Uno de nuestros amable lectores ayer comento sobre otro de nuestros personajes populares: La China.
No creo que sean muchos ya los que recuerden su nombre ni tampoco los que lo supieron en su momento. Le decíamos La China. Alta, huesuda, pelada a lo que entonces se llamaba medieval, con los labios pintados de un rojo intenso y argollas en las orejas, aretes tan inevitables como su minifalda y las plataformas. Siempre muy limpia y con días en los que lucía más «acelerada» que en otros. Tendría unos 50 años de edad —acaso un poco más— y se decía que era hermana o pariente de los propietarios de La Casa de los Tres Kilos, el entonces famoso establecimiento comercial de la esquina de Belascoaín y Reina, lo que parece que era cierto.
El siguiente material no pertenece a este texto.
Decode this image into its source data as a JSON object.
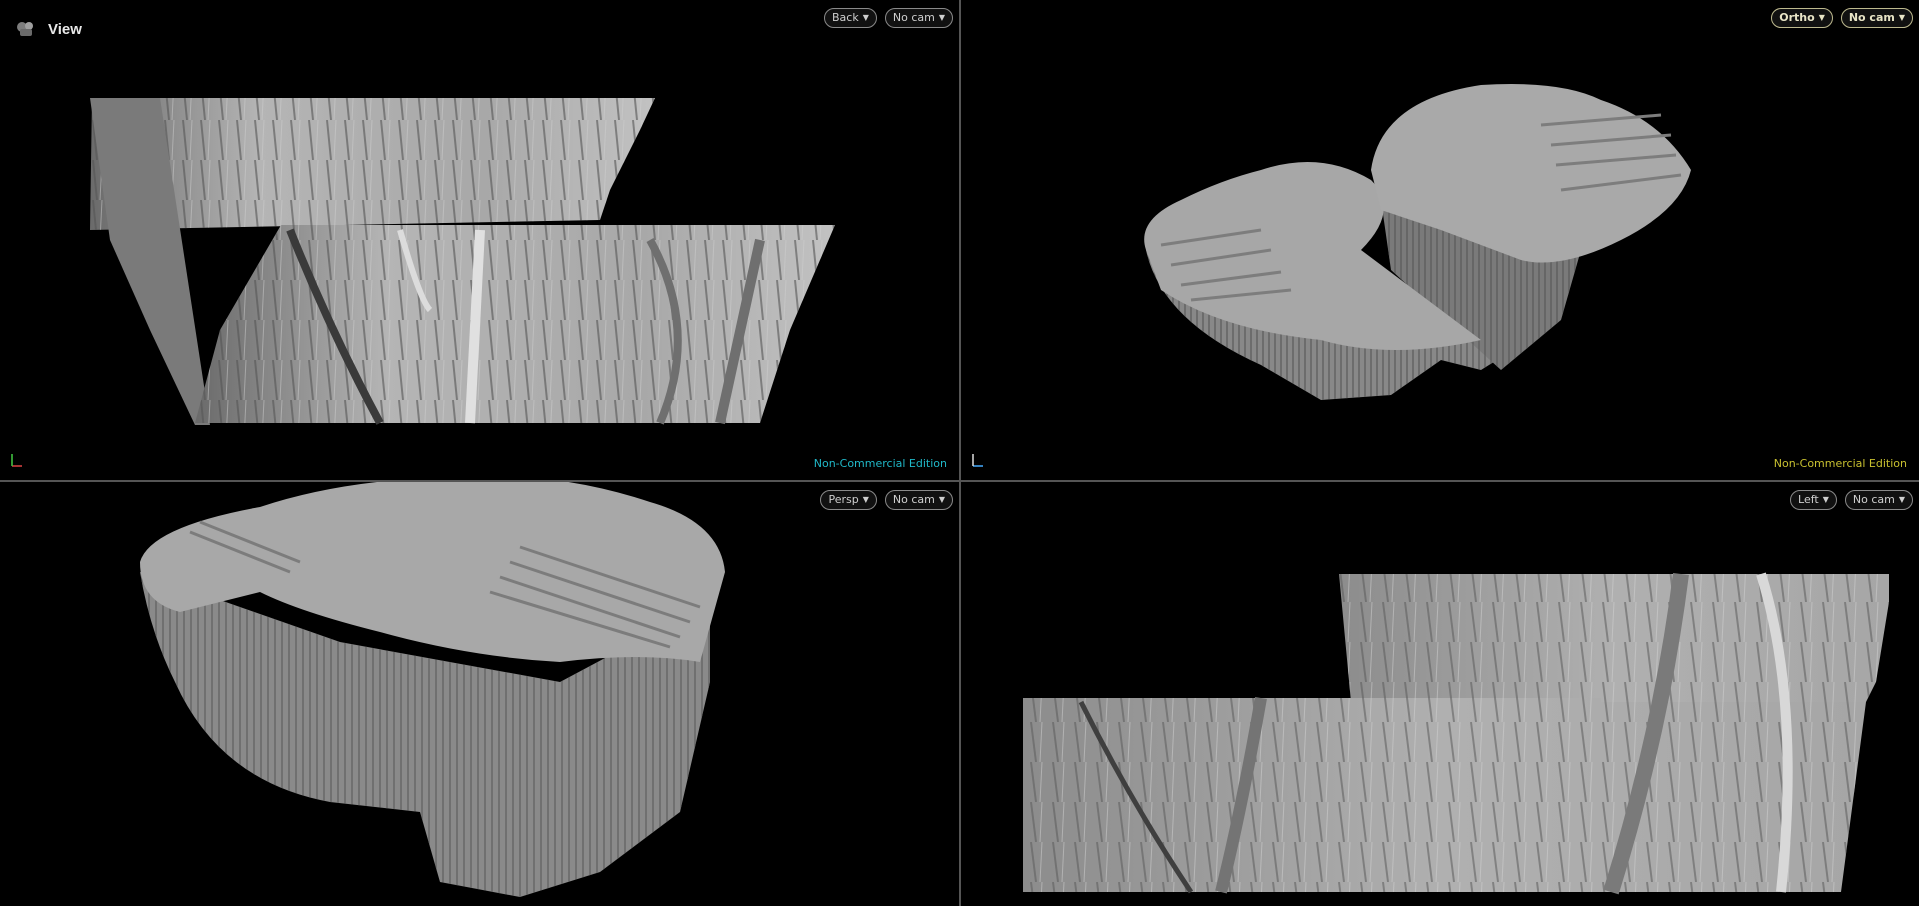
{
  "app": {
    "title": "View"
  },
  "viewports": {
    "top_left": {
      "view": "Back",
      "camera": "No cam",
      "watermark": "Non-Commercial Edition"
    },
    "top_right": {
      "view": "Ortho",
      "camera": "No cam",
      "watermark": "Non-Commercial Edition"
    },
    "bottom_left": {
      "view": "Persp",
      "camera": "No cam"
    },
    "bottom_right": {
      "view": "Left",
      "camera": "No cam"
    }
  },
  "colors": {
    "background": "#000000",
    "divider": "#555555",
    "mesh": "#9a9a9a",
    "watermark_cyan": "#20b8c8",
    "watermark_yellow": "#c8c030"
  }
}
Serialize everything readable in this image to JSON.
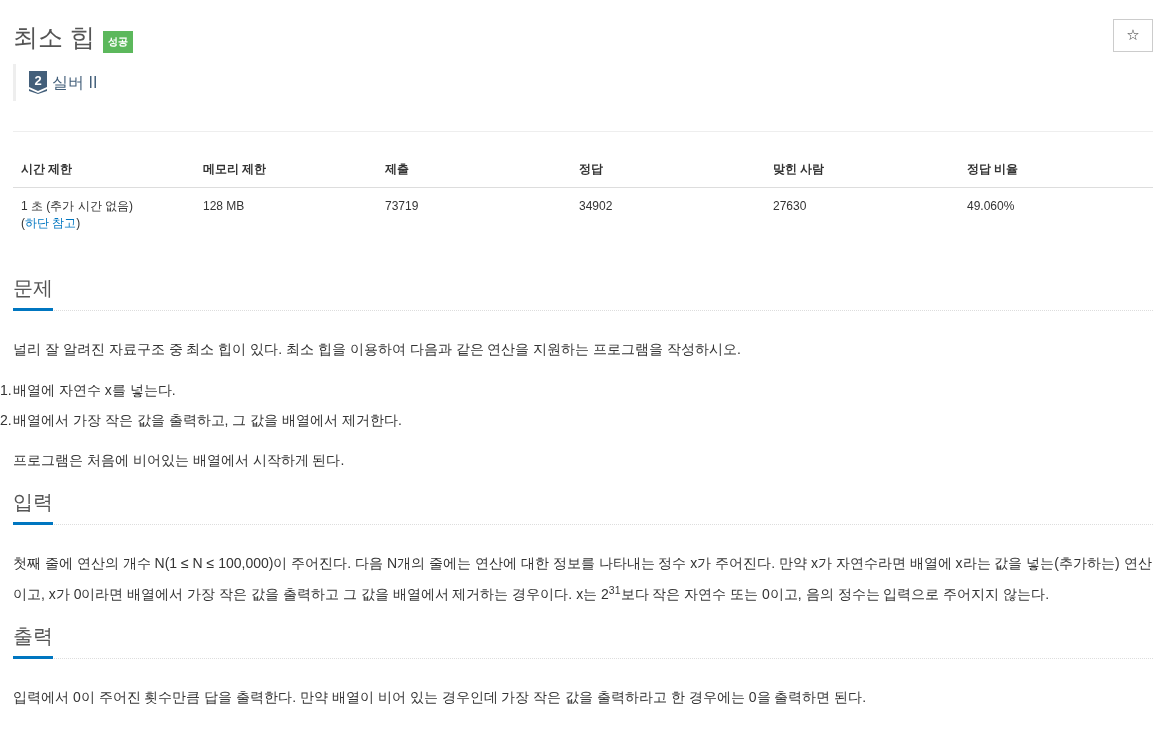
{
  "problem_header": {
    "title": "최소 힙",
    "result_badge": "성공",
    "star_button": "☆",
    "tier": {
      "digit": "2",
      "label": "실버 II"
    }
  },
  "stats_table": {
    "columns": [
      "시간 제한",
      "메모리 제한",
      "제출",
      "정답",
      "맞힌 사람",
      "정답 비율"
    ],
    "rows": [
      {
        "cells": [
          [
            {
              "kind": "text",
              "text": "1 초 (추가 시간 없음) ("
            },
            {
              "kind": "link",
              "text": "하단 참고"
            },
            {
              "kind": "text",
              "text": ")"
            }
          ],
          [
            {
              "kind": "text",
              "text": "128 MB"
            }
          ],
          [
            {
              "kind": "text",
              "text": "73719"
            }
          ],
          [
            {
              "kind": "text",
              "text": "34902"
            }
          ],
          [
            {
              "kind": "text",
              "text": "27630"
            }
          ],
          [
            {
              "kind": "text",
              "text": "49.060%"
            }
          ]
        ]
      }
    ]
  },
  "sections": [
    {
      "heading": "문제",
      "blocks": [
        {
          "kind": "paragraph",
          "text": "널리 잘 알려진 자료구조 중 최소 힙이 있다. 최소 힙을 이용하여 다음과 같은 연산을 지원하는 프로그램을 작성하시오."
        },
        {
          "kind": "ordered_list",
          "items": [
            {
              "marker": "1.",
              "text": "배열에 자연수 x를 넣는다."
            },
            {
              "marker": "2.",
              "text": "배열에서 가장 작은 값을 출력하고, 그 값을 배열에서 제거한다."
            }
          ]
        },
        {
          "kind": "paragraph",
          "text": "프로그램은 처음에 비어있는 배열에서 시작하게 된다."
        }
      ]
    },
    {
      "heading": "입력",
      "blocks": [
        {
          "kind": "paragraph",
          "text": "첫째 줄에 연산의 개수 N(1 ≤ N ≤ 100,000)이 주어진다. 다음 N개의 줄에는 연산에 대한 정보를 나타내는 정수 x가 주어진다. 만약 x가 자연수라면 배열에 x라는 값을 넣는(추가하는) 연산이고, x가 0이라면 배열에서 가장 작은 값을 출력하고 그 값을 배열에서 제거하는 경우이다. x는 2$^{31}$보다 작은 자연수 또는 0이고, 음의 정수는 입력으로 주어지지 않는다."
        }
      ]
    },
    {
      "heading": "출력",
      "blocks": [
        {
          "kind": "paragraph",
          "text": "입력에서 0이 주어진 횟수만큼 답을 출력한다. 만약 배열이 비어 있는 경우인데 가장 작은 값을 출력하라고 한 경우에는 0을 출력하면 된다."
        }
      ]
    }
  ]
}
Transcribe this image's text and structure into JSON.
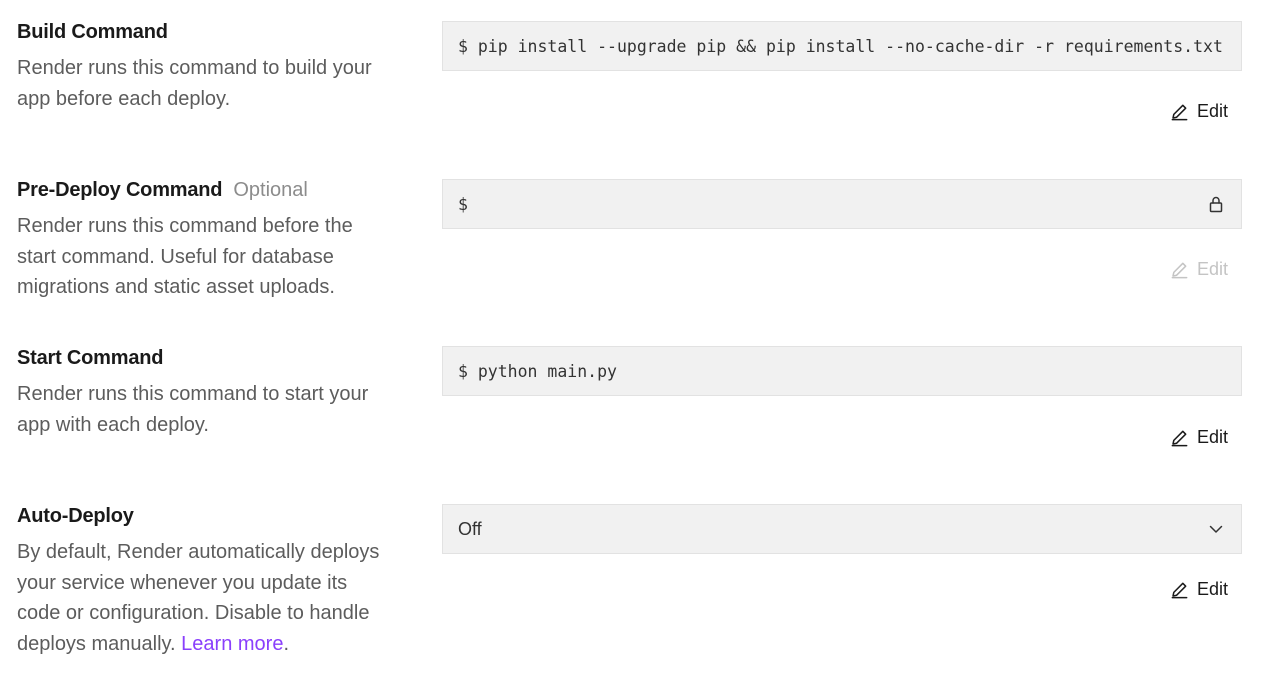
{
  "build": {
    "title": "Build Command",
    "description": "Render runs this command to build your app before each deploy.",
    "prompt": "$",
    "command": "pip install --upgrade pip && pip install --no-cache-dir -r requirements.txt",
    "edit_label": "Edit"
  },
  "predeploy": {
    "title": "Pre-Deploy Command",
    "optional_label": "Optional",
    "description": "Render runs this command before the start command. Useful for database migrations and static asset uploads.",
    "prompt": "$",
    "command": "",
    "edit_label": "Edit",
    "lock_icon": "lock-icon"
  },
  "start": {
    "title": "Start Command",
    "description": "Render runs this command to start your app with each deploy.",
    "prompt": "$",
    "command": "python main.py",
    "edit_label": "Edit"
  },
  "autodeploy": {
    "title": "Auto-Deploy",
    "description_text": "By default, Render automatically deploys your service whenever you update its code or configuration. Disable to handle deploys manually.",
    "learn_more_label": "Learn more",
    "trailing_period": ".",
    "selected_value": "Off",
    "edit_label": "Edit",
    "chevron_icon": "chevron-down-icon"
  },
  "colors": {
    "link": "#8a3ffc",
    "field_bg": "#f1f1f1",
    "muted_text": "#5c5c5c",
    "disabled_text": "#c4c4c4"
  }
}
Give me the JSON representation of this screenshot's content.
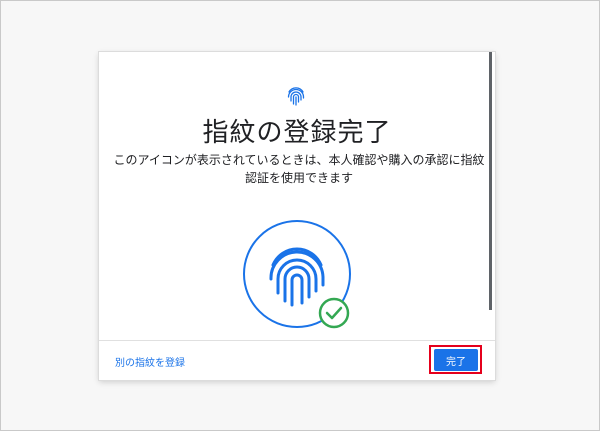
{
  "dialog": {
    "title": "指紋の登録完了",
    "description": "このアイコンが表示されているときは、本人確認や購入の承認に指紋認証を使用できます",
    "add_fingerprint_link": "別の指紋を登録",
    "done_button": "完了"
  },
  "icons": {
    "top": "fingerprint-icon",
    "illustration": "fingerprint-icon",
    "success": "check-circle-icon"
  },
  "colors": {
    "accent": "#1a73e8",
    "success": "#34a853",
    "highlight": "#e5001c"
  }
}
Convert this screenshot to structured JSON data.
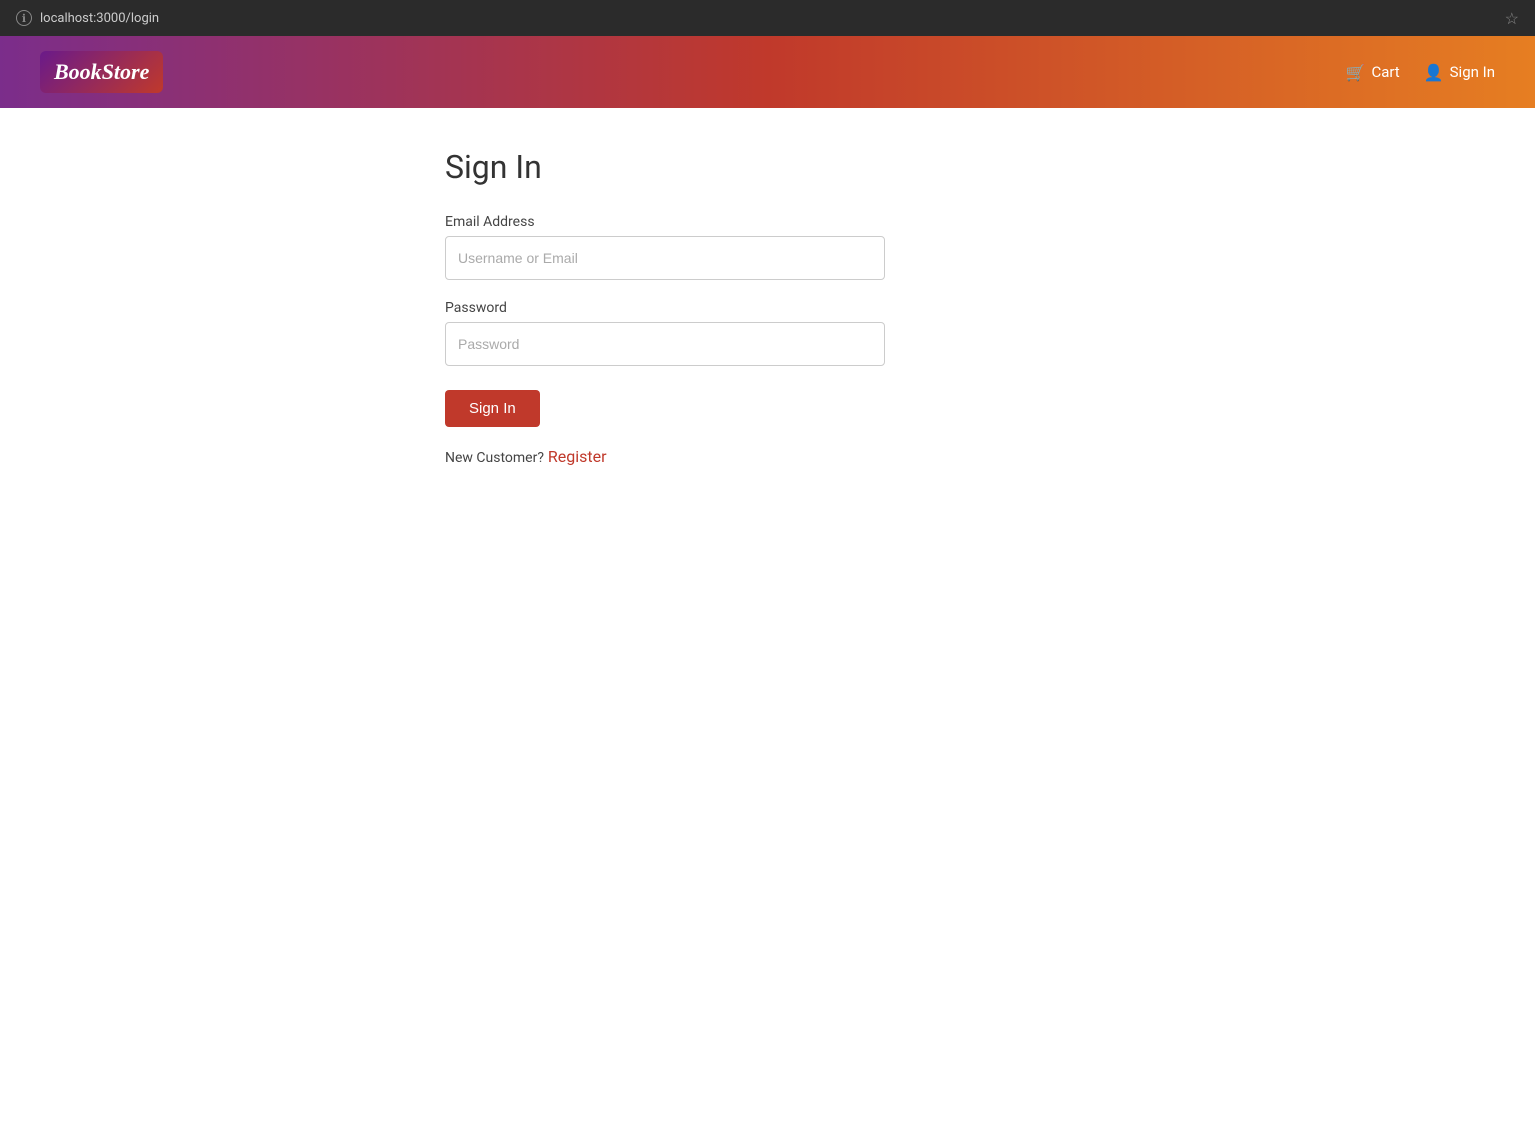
{
  "browser": {
    "url": "localhost:3000/login",
    "info_icon": "ℹ",
    "star_icon": "☆"
  },
  "navbar": {
    "logo_book": "Book",
    "logo_store": "Store",
    "cart_label": "Cart",
    "signin_label": "Sign In"
  },
  "form": {
    "page_title": "Sign In",
    "email_label": "Email Address",
    "email_placeholder": "Username or Email",
    "password_label": "Password",
    "password_placeholder": "Password",
    "signin_button": "Sign In",
    "new_customer_text": "New Customer?",
    "register_label": "Register"
  }
}
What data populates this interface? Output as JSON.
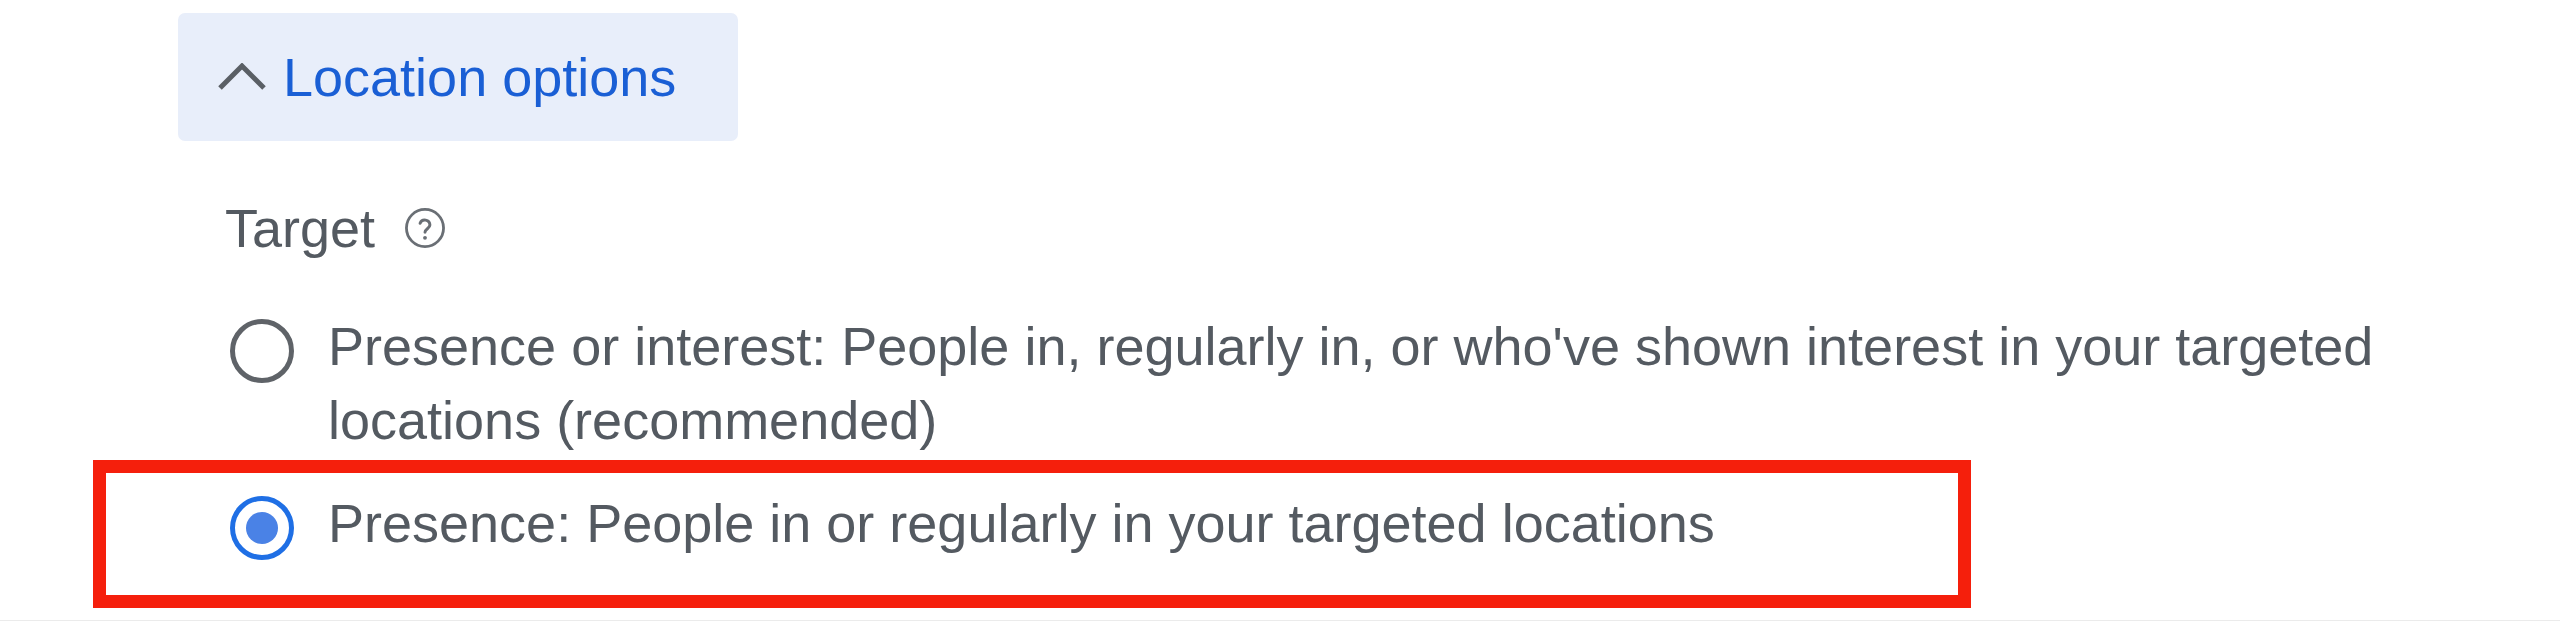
{
  "location_options": {
    "label": "Location options",
    "expanded": true
  },
  "target": {
    "label": "Target",
    "options": [
      {
        "label": "Presence or interest: People in, regularly in, or who've shown interest in your targeted locations (recommended)",
        "selected": false,
        "highlighted": false
      },
      {
        "label": "Presence: People in or regularly in your targeted locations",
        "selected": true,
        "highlighted": true
      }
    ]
  }
}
Una mañana en la parada de la ruta 74, en calle G y 25, en el Vedado. La gente se aglomeraba en espera de la guagua. Y allí desembarcó ella, bailando y poniendo en órbita sus locas paremias. En algún momento, un policía que estaba entre el público repitió en voz baja el ya tan cacareado comentario sobre su origen. Y para rematar, dijo: “Yo no sé dónde habrá metido todo el dinero que tenía”. Fue suficiente. La China, que se había mantenido alejada y al parecer completamente ajena al comentario, dejó de bailar y vino a situarse justo frente al policía para preguntarle, con el rostro grave y los ojos llorosos: “Cómo que tú no sabes dónde está nuestro dinero. Pero si ustedes fueron los que se lo robaron, cómo no vas a saber. Mi familia se fue para Puerto Rico y yo me quedé aquí, porque esto es lo que me gusta, pero ellos no se llevaron el dinero que me tocaba, fueron ustedes quienes me lo robaron”.
La China, sin embargo, era totalmente inofensiva. Una mujer simpática, de movimientos rápidos e insospechados, casi felinos. En las tardes se le veía merodear por las inmediaciones del bar Floridita y el restaurante La Zaragozana, el parquecito de Albear, los portales de la Manzana de Gómez, el Paseo del Prado. Tomaba luego la ruta 15 y volvía a su casa, residia por El Sevillano, aunque a veces incluía en sus correrías la zona de La Rampa. Nunca pedía un centavo ni creo que lo aceptara. A veces, medio disimulada entre los que esperaban la llegada del autobús, extendía la mano y acariciaba la oreja de algún caballero circunspecto que, tras el manoseo, quedaba desconcertado. Muchos le huían, pero éramos los más los que disfrutábamos con sus ocurrencias, chistes y dicharachos. Nunca profería lo que se llama una «mala» palabra, y era la reina del doble sentido. Un día, en un portal de la calle 23, en El Vedado, rodeada de un grupo de mujeres, exclamó de manera enfática y admonitoria: «Señoras, hay que morirse con ella dentro». Mientras que algunas de las que la escuchaban no ocultaban su desagrado por la «grosería» y otras trataban de reprimir la sonrisa, La China, muy seria, aclaró: «La lengua, señoras, la lengua… Hay que morirse con la lengua dentro. ¿Qué suponían ustedes? Mal pensadas que son…».
El arsenal de sus dicharachos, inteligentes, agudos, pícaros, es otro tesoro perdido sin remedio para la cultura popular cubana. En especial le complacía dispararlos en las guaguas repletas de pasajeros, donde desgranó más de una perla de antología.
“Si está bien parada, da lo mismo por delante que por atrás”. Así se burlaba de la regla que exige a los pasajeros subir al ómnibus por la puerta delantera y descender por la trasera. Y de paso, ella misma desobedecía la regla bajando siempre por delante, pero bajaba de espaldas sólo para decirle al chofer: “Mira, chino, me voy de espaldas para que parezca que me vengo de frente”.
La China era, en los años 60, uno de los personajes populares de La Habana; uno de aquellos seres que ponían una nota distintiva en la ciudad.